Itália 1989: nasce a Liga Norte

Se tivéssemos que explicar, em poucas palavras, o que é o partido da Liga Norte, cujo ano de fundação remonta a dezembro de 1989, poderíamos afirmar que é um partido que representa os interesses da pequena e média empresa, e tem um grande enraizamento no norte da Itália, onde é considerado também pela classe operária, como “partido do povo”, ocupando simbolicamente o espaço deixado por uma esquerda decadente há décadas.  A Liga Norte coloca-se como paladina da defesa dos proprietários das pequenas e médias empresas do norte contra os grandes capitalistas que são defendidos pelo Partido Democrático e pela centro-esquerda.

A Liga Norte instiga os italianos contra os imigrantes e os italianos do norte – considerados honestos e trabalhadores – contra os italianos do sul, considerados por estes como sustentados pelo governo central e pela “Roma ladra”. No entanto, numerosos parlamentares desse partido sentaram-se comodamente nas cadeiras do governo de Roma e também aceitaram o posto de Ministro. Os “liguistas”[1] têm uma inexistente fidelidade “ao povo”. A Liga Norte atiça as chamas da agitação social provocada por milhares de demissões que ocorrem nas cidades industrializadas e levam os operários italianos a acusarem os imigrantes de tomarem os seus postos de trabalho.  

A escalada: das cidades do norte ao Palácio Chigi[2] em Roma

Nascida da união de seis movimentos independentes regionais do norte da Itália, defensora do federalismo desde a sua fundação, a Liga, desde 1996, propõe a separação das regiões do norte da Itália, chamando este novo futuro Estado de “Padania”. Sucessivamente, a Liga retorna ao projeto inicial do federalismo, defendendo um Estado federativo. A Liga Norte é contrária à entrada da Turquia na União Europeia e é o único partido italiano a votar contra a adoção da moeda única no Parlamento Europeu. Dirige-se aos trabalhadores nativos instigando sentimentos de ódio contra os imigrantes e se posiciona sempre pela proteção da família constituída pelo homem e pela mulher.

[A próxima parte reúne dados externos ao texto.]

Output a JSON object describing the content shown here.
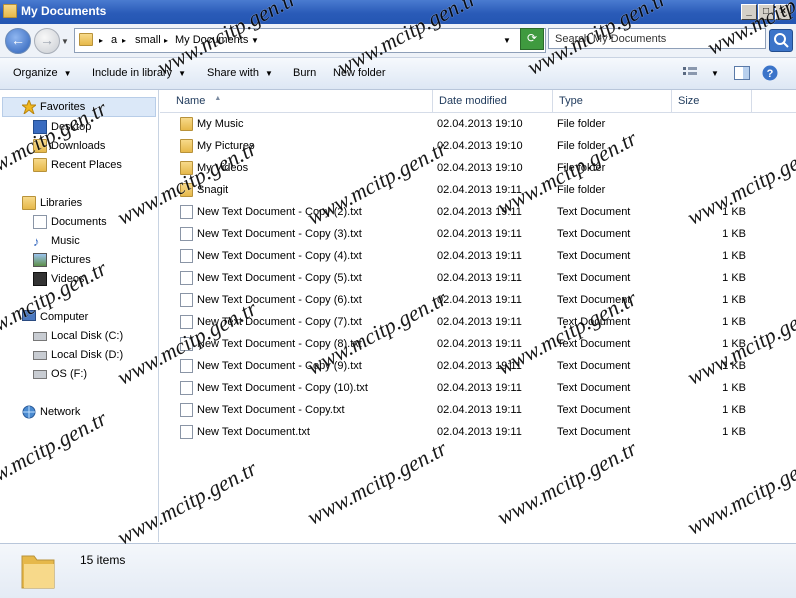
{
  "window": {
    "title": "My Documents"
  },
  "address": {
    "crumbs": [
      "a",
      "small",
      "My Documents"
    ],
    "search_placeholder": "Search My Documents"
  },
  "toolbar": {
    "organize": "Organize",
    "include": "Include in library",
    "share": "Share with",
    "burn": "Burn",
    "new_folder": "New folder"
  },
  "nav": {
    "favorites": "Favorites",
    "desktop": "Desktop",
    "downloads": "Downloads",
    "recent": "Recent Places",
    "libraries": "Libraries",
    "documents": "Documents",
    "music": "Music",
    "pictures": "Pictures",
    "videos": "Videos",
    "computer": "Computer",
    "disk_c": "Local Disk (C:)",
    "disk_d": "Local Disk (D:)",
    "os_f": "OS (F:)",
    "network": "Network"
  },
  "columns": {
    "name": "Name",
    "date": "Date modified",
    "type": "Type",
    "size": "Size"
  },
  "files": [
    {
      "name": "My Music",
      "date": "02.04.2013 19:10",
      "type": "File folder",
      "size": "",
      "kind": "folder"
    },
    {
      "name": "My Pictures",
      "date": "02.04.2013 19:10",
      "type": "File folder",
      "size": "",
      "kind": "folder"
    },
    {
      "name": "My Videos",
      "date": "02.04.2013 19:10",
      "type": "File folder",
      "size": "",
      "kind": "folder"
    },
    {
      "name": "Snagit",
      "date": "02.04.2013 19:11",
      "type": "File folder",
      "size": "",
      "kind": "folder"
    },
    {
      "name": "New Text Document - Copy (2).txt",
      "date": "02.04.2013 19:11",
      "type": "Text Document",
      "size": "1 KB",
      "kind": "doc"
    },
    {
      "name": "New Text Document - Copy (3).txt",
      "date": "02.04.2013 19:11",
      "type": "Text Document",
      "size": "1 KB",
      "kind": "doc"
    },
    {
      "name": "New Text Document - Copy (4).txt",
      "date": "02.04.2013 19:11",
      "type": "Text Document",
      "size": "1 KB",
      "kind": "doc"
    },
    {
      "name": "New Text Document - Copy (5).txt",
      "date": "02.04.2013 19:11",
      "type": "Text Document",
      "size": "1 KB",
      "kind": "doc"
    },
    {
      "name": "New Text Document - Copy (6).txt",
      "date": "02.04.2013 19:11",
      "type": "Text Document",
      "size": "1 KB",
      "kind": "doc"
    },
    {
      "name": "New Text Document - Copy (7).txt",
      "date": "02.04.2013 19:11",
      "type": "Text Document",
      "size": "1 KB",
      "kind": "doc"
    },
    {
      "name": "New Text Document - Copy (8).txt",
      "date": "02.04.2013 19:11",
      "type": "Text Document",
      "size": "1 KB",
      "kind": "doc"
    },
    {
      "name": "New Text Document - Copy (9).txt",
      "date": "02.04.2013 19:11",
      "type": "Text Document",
      "size": "1 KB",
      "kind": "doc"
    },
    {
      "name": "New Text Document - Copy (10).txt",
      "date": "02.04.2013 19:11",
      "type": "Text Document",
      "size": "1 KB",
      "kind": "doc"
    },
    {
      "name": "New Text Document - Copy.txt",
      "date": "02.04.2013 19:11",
      "type": "Text Document",
      "size": "1 KB",
      "kind": "doc"
    },
    {
      "name": "New Text Document.txt",
      "date": "02.04.2013 19:11",
      "type": "Text Document",
      "size": "1 KB",
      "kind": "doc"
    }
  ],
  "status": {
    "count": "15 items"
  },
  "watermark": "www.mcitp.gen.tr"
}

O fundador e primeiro secretário do partido é Umberto Bossi. Desde a sua fundação, a Liga conheceu rapidamente uma ascensão aparentemente irrefreável.

O SAL (Sindicato Autonomista Lombardo) é o sindicato criado pela Liga com o objetivo de “romper ‘le gabbie salariali’[3] igualitário, defender os trabalhadores italianos da invasão dos imigrantes, combater os monopólios privilegiando pequenos empreendedores e artesãos” por um “liberalismo federalista”. Sendo desenvolvidas, sucessivamente à sua fundação, outras associações similares em algumas outras regiões do norte, o SAL tornou-se uma confederação, mudando primeiro o seu nome para Confederação dos Sindicatos Autonomistas do Norte e depois para o nome definitivo Sindicato Padano. O programa do Sindicato Padano é caracterizado por vários pontos que refletem a concepção policlassista e federalista. Um sindicato, de qualquer maneira, que nunca se desenvolveu e que sempre contou com poucos filiados.

A Liga Norte, iniciou a participação eleitoral em 1992, aliou-se quase sempre com o partido de Silvio Berlusconi[4] em uma coalizão de centro-direita. Com a formação do Governo Monti[5], a Liga Norte, ao contrário dos seus ex-aliados, colocou-se desde o primeiro instante na oposição a tal governo e foi o único partido do Parlamento a não dar o voto de confiança à solução técnica de Mario Monti.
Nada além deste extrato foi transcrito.